The infected have “evolved” into completely nude, rubber-limbed, cave-dwelling creatures who charge directly at the cameras with tongues extended and primal screams. When these “ragers” attack, Mantle’s multi-angle iPhone shots and editor Jon Todd‘s frenetic stuttering cutting chop the terror into hyperactive, indecipherable fragments. Your brain stops managing fear levels and starts processing confusion—a fatal flaw for horror. The film delivers heinous gore, including spines yanked out still attached to the head, Predator-style, but the scare factor is diminished by editing that rarely allows moments to breathe before jump-cutting away.
Boyle’s talent for finding interesting actors hasn’t gone away but this talented cast feels underutilized in roles that feel slack and blunted. Comer, usually a powerhouse, plays Isla as either hazed and confused or explosively aggressive, with these episodes of near-heroism never fully explained. There’s a kernel of complexity Garland is hinting at with an unwell woman struggling to maintain humanity in a world gone feral, but the script doesn’t develop Isla beyond bullet points. Taylor-Johnson fares slightly better as Jamie, though his emotional range is hard to measure because of limited screentime. He’s dominant in the first half and largely offscreen for the rest. Williams brings earnestness to Spike that occasionally tips into overly sugary territory, particularly during a climactic breakthrough that lands awkwardly rather than emotionally.

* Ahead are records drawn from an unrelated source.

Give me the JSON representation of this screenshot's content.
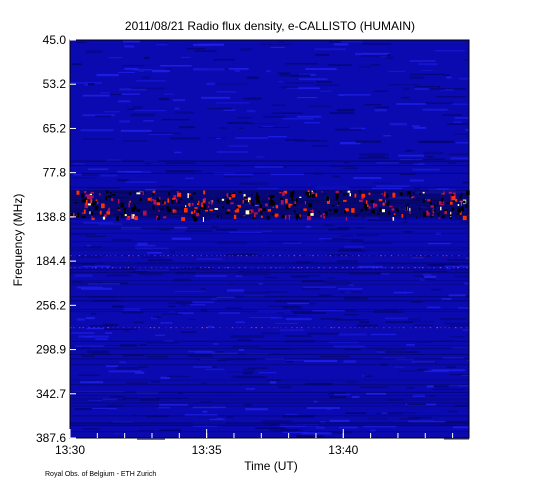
{
  "chart_data": {
    "type": "heatmap",
    "title": "2011/08/21  Radio flux density, e-CALLISTO (HUMAIN)",
    "xlabel": "Time (UT)",
    "ylabel": "Frequency (MHz)",
    "x_ticks": [
      {
        "label": "13:30",
        "minutes": 0
      },
      {
        "label": "13:35",
        "minutes": 5
      },
      {
        "label": "13:40",
        "minutes": 10
      }
    ],
    "xlim_minutes": [
      0,
      14.6
    ],
    "y_ticks": [
      "45.0",
      "53.2",
      "65.2",
      "77.8",
      "138.8",
      "184.4",
      "256.2",
      "298.9",
      "342.7",
      "387.6"
    ],
    "credit": "Royal Obs. of Belgium - ETH Zurich",
    "colors": {
      "background": "#0a0ab0",
      "dark_band": "#000050",
      "hot": "#ff3000",
      "peak": "#ffffc0",
      "axis": "#000000"
    },
    "features": {
      "interference_band_label": "138.8",
      "interference_band_position": "between 77.8 and 138.8 ticks"
    }
  }
}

Fiennes appears midway through as Dr. Ian Kelson, a banished physician who covers himself in iodine (to mask his smell) and has constructed fascinating sculptures from, uh, discarded materials. Best of all is that Fiennes seems to know precisely what movie he’s in, grounding the lone wolf madness he’s kept hidden under wraps with a theatrical flair. His scenes, shot against Carson McColl and Gareth Pugh‘s stunning production design, offer glimpses of the more thoughtful horror film hiding beneath Boyle’s increasingly frantic direction and Garland’s screenplay that ping pongs from idea to idea without ever reaching a comfortable place to land.

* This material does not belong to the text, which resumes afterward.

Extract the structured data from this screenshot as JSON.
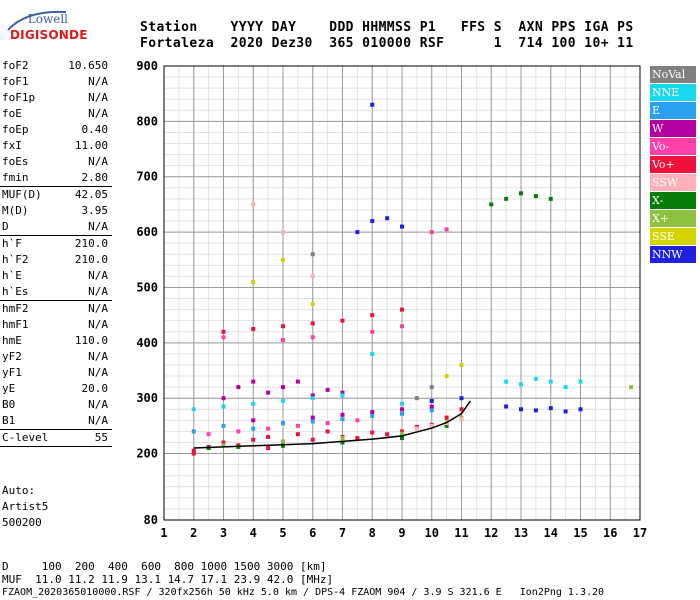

The film’s biggest missed opportunity lies in its post-pandemic context. We’ve all experienced isolation, social breakdown, and questions about who deserves to survive. This sequel could have explored those themes with the wisdom of lived experience, but instead offers familiar beats executed with diminishing returns. There’s social commentary about survival ethics and generational trauma, but Boyle and Garland never dig deep into any of these ideas, as if the movie wants to say something important but can’t decide what or how.
The bewildering finale abandons narrative satisfaction for franchise setup. Jack O’Connell makes a last-minute appearance that feels like the beginning of a better movie shoehorned into this one’s ending. Instead of closing emotional loops or providing satisfying character arcs, the film takes a hard turn into sequel-bait mode. It was meant to be a pleasant surprise but news that 28 Years Later: The Bone Temple was in the can (directed by Nia DaCosta, Candyman) and coming in early 2026 landed with less impact due to this strange coda.
Nearly seventeen years of development hell shows in the finished product, which feels both overstuffed with ideas and strangely hollow emotionally. 28 Years Later isn’t brainless—it’s something perhaps worse: nebulous. After decades of waiting, this return to Boyle and Garland’s infected Britain feels like a missed opportunity wrapped in competent but misguided filmmaking. The world has changed since 28 Weeks Later, and this sequel had the chance to explore those changes meaningfully. Instead, it offers a grimly stylized, emotionally distant misfire that mistakes velocity for genuine terror.